全資産を海外市場に投資せよ!?
サラリーマンの人的資本を含めたアセットアロケーションとは
橘玲氏の著書"黄金の扉を明ける 賢者の海外投資"には、サラリーマンのアセットアロケーションについて次のような考え方がのっています。
経済学では、ひとりひとりの労働価値を「人的資本(ヒューマンキャピタル)」と考える。
サラリーマンはこの人的資本を労働市場に投資して、収益(給料)を得ている。
例えば、「人的資本1億円を投資して、年収500万円の配当を得る。」などと考えれば、これは次のように置き換えて考えることができます。
「1億円の額面で、サラリーマン債権から安定的に配当(給与)を得ている。」
そこで橘玲氏は、下記のような質問を投げかけます。
安定的な配当を得ているサラリーマンが、金融資産の一部でさらに債権投資をする意味があるのだろうか?
サラリーマンと富豪のアセットアロケーション
サラリーマンと富豪のアセットアロケーションのモデルケースとして、下記のようなモデルで考えてみます。
富豪とは、金融資産から得られる配当だけで働かずして暮らしている人をイメージして下さい。
■サラリーマンの金融資産:300万円
■富豪の金融資産:3億円
富豪のアセットアロケーションの多く、運用するプライベートバンクがお勧めしているアセットアロケーションとは、次のようなものだと言われています。
- 株 30%
- 債権 30%
- 不動産 30%
富豪の場合、各金融商品に1億円ずつ割り当てられている計算になるわけですね。
サラリーマンの場合は、どのようにして富豪のようなアセットアロケーションを構築すれば良いでしょうか?
ここで、上記のサラリーマン債権の考え方を使います。
すなわち、「債権への投資額=自分の人的資本」と考えれば良いのです。
債権に人的資本の1億円を投資しているとすると、債権への投資を3分の1とするために、残り2億円分の金融資産を株と不動産に配分する必要があります。
労働市場から分配された資金を、せっせと株や不動産にまわせば良いわけですね。
ところで少し余談になりますが、日本のサラリーマンの場合、不動産(マイホーム)などを借金して購入することが多いため、自然とレバレッジをかけて3000万円程度の投資をしていることになります。

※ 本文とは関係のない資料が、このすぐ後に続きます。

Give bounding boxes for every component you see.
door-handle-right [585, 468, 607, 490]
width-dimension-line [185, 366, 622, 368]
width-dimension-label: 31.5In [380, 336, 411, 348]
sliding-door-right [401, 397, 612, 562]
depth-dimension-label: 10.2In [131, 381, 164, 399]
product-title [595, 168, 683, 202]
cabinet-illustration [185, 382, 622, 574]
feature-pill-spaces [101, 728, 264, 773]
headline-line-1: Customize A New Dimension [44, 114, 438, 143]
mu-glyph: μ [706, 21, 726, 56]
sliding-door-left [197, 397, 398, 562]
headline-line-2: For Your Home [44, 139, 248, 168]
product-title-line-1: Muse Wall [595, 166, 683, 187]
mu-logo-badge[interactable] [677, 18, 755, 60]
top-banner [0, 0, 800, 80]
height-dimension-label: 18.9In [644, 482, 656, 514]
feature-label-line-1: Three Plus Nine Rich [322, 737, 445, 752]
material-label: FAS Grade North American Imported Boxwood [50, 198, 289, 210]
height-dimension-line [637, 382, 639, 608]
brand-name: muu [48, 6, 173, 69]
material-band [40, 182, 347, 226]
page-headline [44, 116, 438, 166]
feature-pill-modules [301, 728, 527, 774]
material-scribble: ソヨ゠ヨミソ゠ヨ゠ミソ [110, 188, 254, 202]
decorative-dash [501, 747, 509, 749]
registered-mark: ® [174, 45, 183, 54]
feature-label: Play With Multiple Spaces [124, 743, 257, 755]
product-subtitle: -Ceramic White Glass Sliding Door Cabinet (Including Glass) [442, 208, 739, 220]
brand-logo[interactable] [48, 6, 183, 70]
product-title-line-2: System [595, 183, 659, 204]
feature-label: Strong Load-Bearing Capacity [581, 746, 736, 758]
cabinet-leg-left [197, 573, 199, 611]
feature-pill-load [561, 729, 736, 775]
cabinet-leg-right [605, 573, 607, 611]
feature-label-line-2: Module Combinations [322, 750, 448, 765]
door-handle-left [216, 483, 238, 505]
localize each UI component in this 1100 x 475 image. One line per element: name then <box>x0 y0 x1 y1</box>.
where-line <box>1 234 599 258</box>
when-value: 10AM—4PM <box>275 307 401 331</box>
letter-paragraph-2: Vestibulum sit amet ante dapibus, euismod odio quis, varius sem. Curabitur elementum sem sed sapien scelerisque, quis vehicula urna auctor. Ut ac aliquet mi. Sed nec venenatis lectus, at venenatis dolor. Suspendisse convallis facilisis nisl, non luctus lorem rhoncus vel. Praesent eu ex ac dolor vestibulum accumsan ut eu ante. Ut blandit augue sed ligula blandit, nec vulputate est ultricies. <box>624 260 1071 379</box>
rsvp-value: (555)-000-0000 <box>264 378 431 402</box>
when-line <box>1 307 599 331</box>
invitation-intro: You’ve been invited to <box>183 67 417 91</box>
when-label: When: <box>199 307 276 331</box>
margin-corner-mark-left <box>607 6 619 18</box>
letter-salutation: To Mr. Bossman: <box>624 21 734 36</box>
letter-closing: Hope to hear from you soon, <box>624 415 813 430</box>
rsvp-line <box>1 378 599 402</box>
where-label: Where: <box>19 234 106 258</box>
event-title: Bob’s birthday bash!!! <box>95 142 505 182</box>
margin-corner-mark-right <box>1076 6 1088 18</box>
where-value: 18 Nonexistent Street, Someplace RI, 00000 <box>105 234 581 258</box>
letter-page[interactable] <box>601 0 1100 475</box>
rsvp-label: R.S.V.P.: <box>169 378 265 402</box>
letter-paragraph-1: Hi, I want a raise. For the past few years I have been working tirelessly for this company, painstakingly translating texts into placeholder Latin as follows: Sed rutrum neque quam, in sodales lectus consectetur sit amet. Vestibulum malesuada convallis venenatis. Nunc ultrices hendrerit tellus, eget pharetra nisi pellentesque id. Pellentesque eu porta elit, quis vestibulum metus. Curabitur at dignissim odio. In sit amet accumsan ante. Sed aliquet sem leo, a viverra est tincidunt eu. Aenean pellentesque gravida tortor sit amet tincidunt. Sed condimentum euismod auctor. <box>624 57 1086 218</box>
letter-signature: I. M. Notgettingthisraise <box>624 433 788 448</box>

それ以外に余力ができれば、投資対象の分散や流動性を考えてREIT(不動産投資信託)に投資するなどの投資行動が考えられるでしょう。
全資産を海外市場に投資する!?
橘氏の書籍では、上記のような人的資本の考え方を用いて、働いて得た金融資産を株や不動産に投資していく考え方を提案しています。
次に問題になるのは、株の投資対象として、国内株式と海外株式の割合を決めることです。
ここでも人的資本を考慮にいれるとすると、自分の資本と資産が日本に偏り過ぎていることになってしまいます。
保守的な年金運用ファンドなどのアセットアロケーションを見ても、国内と海外の比率は7:3程度。
つまり、サラリーマン債権で1億円を国内に投資している場合、株や不動産の約4000万円を海外に投資する考えになります。
この考え方からは、「働いて得た金融資産を全て海外市場に投資すべき」という一つの結論が導き出されることになります。
いかがでしたでしょうか?
少し衝撃的な内容だったかもしれませんし、「なるほど」と目から鱗が落ちた方もいらっしゃるかもしれません。
サラリーマンの方も上記の様に考えると、もっとリスクを取った積極的な投資を行える可能性があります。